Consequently, as much as I appreciate the efforts of those who moved the constitutional changes and those who worked against them, I have to admit that my problem is NOT with those on eithe side, but with those who could not forcefully stand up to the bishop and say, "Not onl is this unwise, it is unchristian and unbelieveably stupid. Please, most reverend sir, step down."

No one stood up to the bishop to ask him to step down or back from his actions. Certainly NOT the "standing committee". Their job is to stand when everyone else has fallen. Where were they?

Have you seen "Scent of a Woman"? Have you seen "A Man for all Seasons"? I will take the lad who refuses to rat on his friends over the rats who side with their king (rex) any day of the week (and twice on Sundays - a line from "A Few Good Men").

Dan, as wonderful as it is to be an Anglican, I am more proud to be a Christian who has no voice and no seat in the (Southern Cone) Diocese of San Joaquin.

I am proud to be an American.

Anonymous said...

Fr Dan, when I was at convention in December, the day before "the vote(s)", I sat next to a gentleman who introduced himself as the "author" of these changes, The Rev Donald Seeks. He was quite proud of his accomplishment, and was pleasant until I said I thought that this move was premature. I echoed that feeling the very next day,when I spoke from the floor. Whether the SC spoke up or not is in the past, what should be concerning is they continue their silence.If they truly believe they are rightfully and duly elected to represent the ecclesiastical authority in this Diocese, for heaven's sake start standing up and reaching out. They all have had multiple opportunities and still have the arrogance to dismiss overtures from folks who are thinking that reconciliation is possible(I emailed you on that very circumstance). I will be attending a gathering that JDS has called for in a Parish near Modesto in February. It will be interesting to see if Fr McCleneghan is there to dispute what the JDS is going to say. In fact, JDS will be doing this all over the Valley, perhaps a great time for each of these SC members to be there and be open and honest as to whats going on. That will be a very telling sign of where these SC folks truly have their allegiance.

Dan Martins said...

To Anonymous of 4:56 PM--Fr Seeks was chair of the Committee on Constitution and Canons in 2006, and the proposed (now adopted) constitutional change was introduced and moved by that committee. So there is a technical sense in which he can claim authorship. The truth is, however, that the language was drafted by a group referred to at the time as "The Three Deans" (I was one of them). Our intent had been to offer it on the floor of convention as a substitute for the amendment already prepared by the C&C committee. Somewhat to our surprise, our amendment was simply adopted by them.

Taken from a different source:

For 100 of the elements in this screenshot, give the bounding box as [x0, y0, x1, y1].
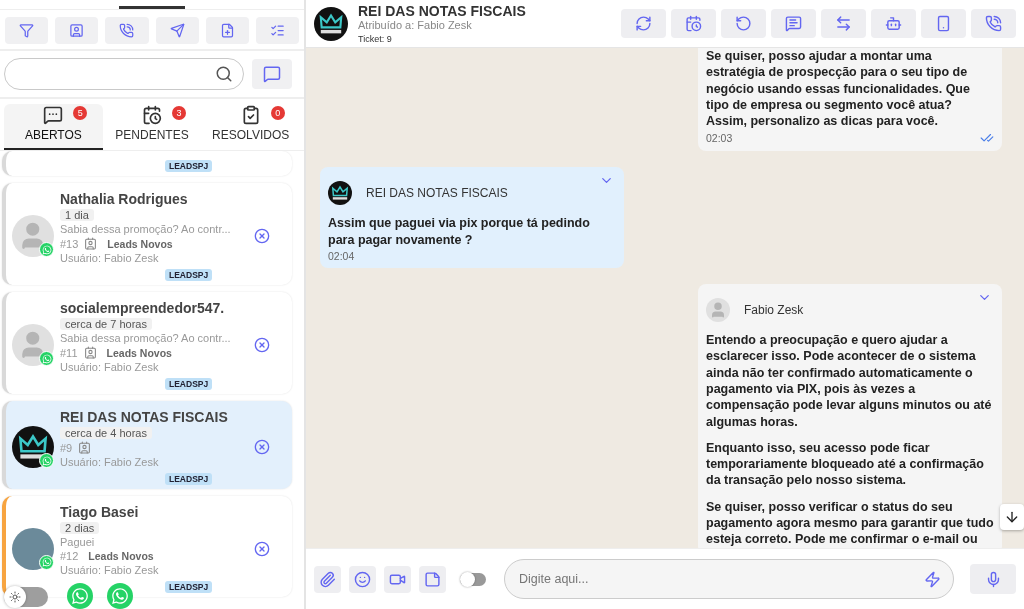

As for the upcoming deanery events, if the "fired" Standing Committee members show up, don't you think they will then be accused of, by their mere presence, giving credibility to Bishop Schofield and what he has done?

Anonymous said...

Fr Dan, As far as the SC members showing up and lending credibility to JDS, I would be more concerned about their own credibility at this point, I think it would depend on how those indiviuals address the issues and rightfully claim the Diocese as part of TEC. I intend to be there, at least one of them. As much as I hope one would show up, I'm not holding my breath. This may be one more opportunity for them to step up to the plate.

Scott K said...

Dan said: "For the record, I would not be opposed to going back to throwing dice rather than voting."

Not to hijack the discussion, but this is how my parish elects vestry members. After a nominating committee narrows down the field of nominees to about twice the number of open seats, the parish essentially draws lots to select the new vestry members from the slate. After having sat through four electing conventions in 2006 to select a new bishop in TN, I almost wish episcopal elections were done this way as well.

Dan, I appreciate the light you have shed on this whole situation, here on your blog, on the HOB/D, and the other blogs you have been contributing or commenting to.